Alberto Abbate (Il Messaggero) a ‘NMM’
Alberto Abbate, Guendouzi-Tudor e la questione Auronzo, a Radiosei: “Sentite le parole di Fabiani, credo siano giuste. La Lazio non può disperdere ciò che ha in casa, anche in ottica mercato estivo. Guendouzi? Fabiani è stato molto sincero, non ha negato che ci sia stato un battibecco – cosa normale. Lunedì si è allenato la mattina e il chiarimento non c’è stato. Ieri ha svolto le cure nel pomeriggio, ma ancora il chiarimento non c’è ancora stato. Ho paura conoscendo i caratteri dei due protagonisti. Chiaro che la società abbia affrontato l’argomento con il croato al momento del suo arrivo, certamente non è sbocciato un nuovo feeling dal suo insediamento, fra i due. Per quanto sia un beniamino, credo che sia proprio il francese a dover limare qualcosa sul suo carattere. Il tecnico fa le sue scelte, il giocatore deve accettarle. Vale per tutti. Luis Alberto? c’è stato un confronto, nessuna sanzione finora. Si vuole evitare di arrivare ad un braccio di ferro. Su Kamada, il club non è stato informato di alcuna decisione, ma il giocatore – a quanto mi risulta – ha intenzione di lasciare Roma“.
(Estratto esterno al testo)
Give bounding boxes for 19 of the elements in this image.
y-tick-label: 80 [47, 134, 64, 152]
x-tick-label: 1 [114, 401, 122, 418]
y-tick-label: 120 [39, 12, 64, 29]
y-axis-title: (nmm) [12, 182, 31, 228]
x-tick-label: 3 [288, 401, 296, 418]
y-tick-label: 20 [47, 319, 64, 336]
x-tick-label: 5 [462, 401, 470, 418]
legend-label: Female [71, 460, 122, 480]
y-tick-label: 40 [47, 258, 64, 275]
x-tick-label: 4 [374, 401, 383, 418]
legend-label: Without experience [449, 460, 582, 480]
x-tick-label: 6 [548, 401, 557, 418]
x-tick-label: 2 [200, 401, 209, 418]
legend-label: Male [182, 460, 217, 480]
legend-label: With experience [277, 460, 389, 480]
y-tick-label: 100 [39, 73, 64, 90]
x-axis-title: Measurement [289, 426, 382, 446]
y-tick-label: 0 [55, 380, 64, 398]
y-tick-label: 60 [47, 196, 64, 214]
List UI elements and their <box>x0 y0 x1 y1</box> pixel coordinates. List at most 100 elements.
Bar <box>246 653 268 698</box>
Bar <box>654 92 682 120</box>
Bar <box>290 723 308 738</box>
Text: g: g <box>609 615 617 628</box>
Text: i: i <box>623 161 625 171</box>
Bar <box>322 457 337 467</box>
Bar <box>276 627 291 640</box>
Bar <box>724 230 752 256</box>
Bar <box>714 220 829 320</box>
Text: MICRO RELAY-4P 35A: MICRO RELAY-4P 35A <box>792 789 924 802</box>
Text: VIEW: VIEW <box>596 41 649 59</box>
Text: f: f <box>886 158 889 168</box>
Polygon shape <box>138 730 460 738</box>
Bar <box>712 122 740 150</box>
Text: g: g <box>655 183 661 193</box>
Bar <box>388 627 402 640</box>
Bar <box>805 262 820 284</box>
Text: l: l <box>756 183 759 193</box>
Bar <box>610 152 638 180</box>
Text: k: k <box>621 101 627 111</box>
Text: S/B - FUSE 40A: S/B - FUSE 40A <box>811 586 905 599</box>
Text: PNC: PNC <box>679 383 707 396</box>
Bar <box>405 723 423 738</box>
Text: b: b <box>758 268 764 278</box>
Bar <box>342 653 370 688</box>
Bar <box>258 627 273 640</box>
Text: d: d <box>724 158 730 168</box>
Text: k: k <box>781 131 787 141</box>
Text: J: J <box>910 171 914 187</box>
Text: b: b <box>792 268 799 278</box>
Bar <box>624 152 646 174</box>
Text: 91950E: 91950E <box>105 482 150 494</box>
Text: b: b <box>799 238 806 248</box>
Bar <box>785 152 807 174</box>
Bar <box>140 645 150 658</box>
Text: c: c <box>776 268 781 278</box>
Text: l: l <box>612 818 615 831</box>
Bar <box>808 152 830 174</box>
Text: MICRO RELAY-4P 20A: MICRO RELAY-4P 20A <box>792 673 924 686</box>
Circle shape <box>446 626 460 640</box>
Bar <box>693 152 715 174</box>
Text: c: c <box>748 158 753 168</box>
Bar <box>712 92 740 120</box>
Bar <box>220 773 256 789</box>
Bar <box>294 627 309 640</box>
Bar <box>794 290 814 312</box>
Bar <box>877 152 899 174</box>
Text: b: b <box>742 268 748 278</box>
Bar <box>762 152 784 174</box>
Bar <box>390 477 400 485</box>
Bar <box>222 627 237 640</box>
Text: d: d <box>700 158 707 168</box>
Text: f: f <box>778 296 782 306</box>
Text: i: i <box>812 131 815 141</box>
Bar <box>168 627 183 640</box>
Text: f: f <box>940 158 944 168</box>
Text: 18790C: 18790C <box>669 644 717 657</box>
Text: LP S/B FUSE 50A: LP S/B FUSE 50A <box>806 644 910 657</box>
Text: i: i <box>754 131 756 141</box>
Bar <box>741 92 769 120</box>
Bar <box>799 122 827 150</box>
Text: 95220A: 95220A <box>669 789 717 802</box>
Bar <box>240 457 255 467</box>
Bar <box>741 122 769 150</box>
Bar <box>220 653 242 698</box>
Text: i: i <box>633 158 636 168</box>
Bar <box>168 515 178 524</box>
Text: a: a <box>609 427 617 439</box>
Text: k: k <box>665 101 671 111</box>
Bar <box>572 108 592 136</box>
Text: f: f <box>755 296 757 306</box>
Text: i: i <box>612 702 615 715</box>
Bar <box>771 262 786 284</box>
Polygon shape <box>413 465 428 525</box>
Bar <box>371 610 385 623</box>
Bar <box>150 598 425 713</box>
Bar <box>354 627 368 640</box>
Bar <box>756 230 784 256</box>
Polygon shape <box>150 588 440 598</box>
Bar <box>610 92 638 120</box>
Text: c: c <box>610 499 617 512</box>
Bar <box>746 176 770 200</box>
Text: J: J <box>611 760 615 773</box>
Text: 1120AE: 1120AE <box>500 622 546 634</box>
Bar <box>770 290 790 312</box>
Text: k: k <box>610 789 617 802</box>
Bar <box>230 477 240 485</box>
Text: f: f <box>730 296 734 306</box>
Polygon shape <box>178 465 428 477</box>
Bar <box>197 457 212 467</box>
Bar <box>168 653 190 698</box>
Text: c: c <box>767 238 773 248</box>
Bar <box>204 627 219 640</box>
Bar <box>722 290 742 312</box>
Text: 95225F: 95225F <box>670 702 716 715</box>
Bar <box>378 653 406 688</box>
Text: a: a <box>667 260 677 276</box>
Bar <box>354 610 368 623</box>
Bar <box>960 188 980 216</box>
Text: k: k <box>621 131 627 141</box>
“La rivoluzione dovrebbe partire dall’attacco. Riguardo la ‘vecchia guardia’, quello che pensa Tudor è secondario rispetto alle offerte che potrebbero o meno arrivare. Alcuno hanno contratti pesanti, altri meno. Esclusa l’ipotesi di ‘regalare’ cartellini”.
“Auronzo, sono convinto che Lotito risolverà la situazione. Il presidente sta studiando delle strategie sue evidentemente, anche se ancora non le capisco. Poteva firmare e inviare la PEC il 10, ma non l’ha voluto fare. Se non l’ha fatto, ripeto, è perché ha una sua strategia. l’11 Aprile il comune di Auronzo ha inviato tutto ciò che abbiamo letto oggi, ci può stare che sia una ‘questione politica’. E’ una mia impressione. L’intenzione è comunque quella di portare la Lazio ad Auronzo di Cadore. Situazione non così compromessa come viene raccontata”.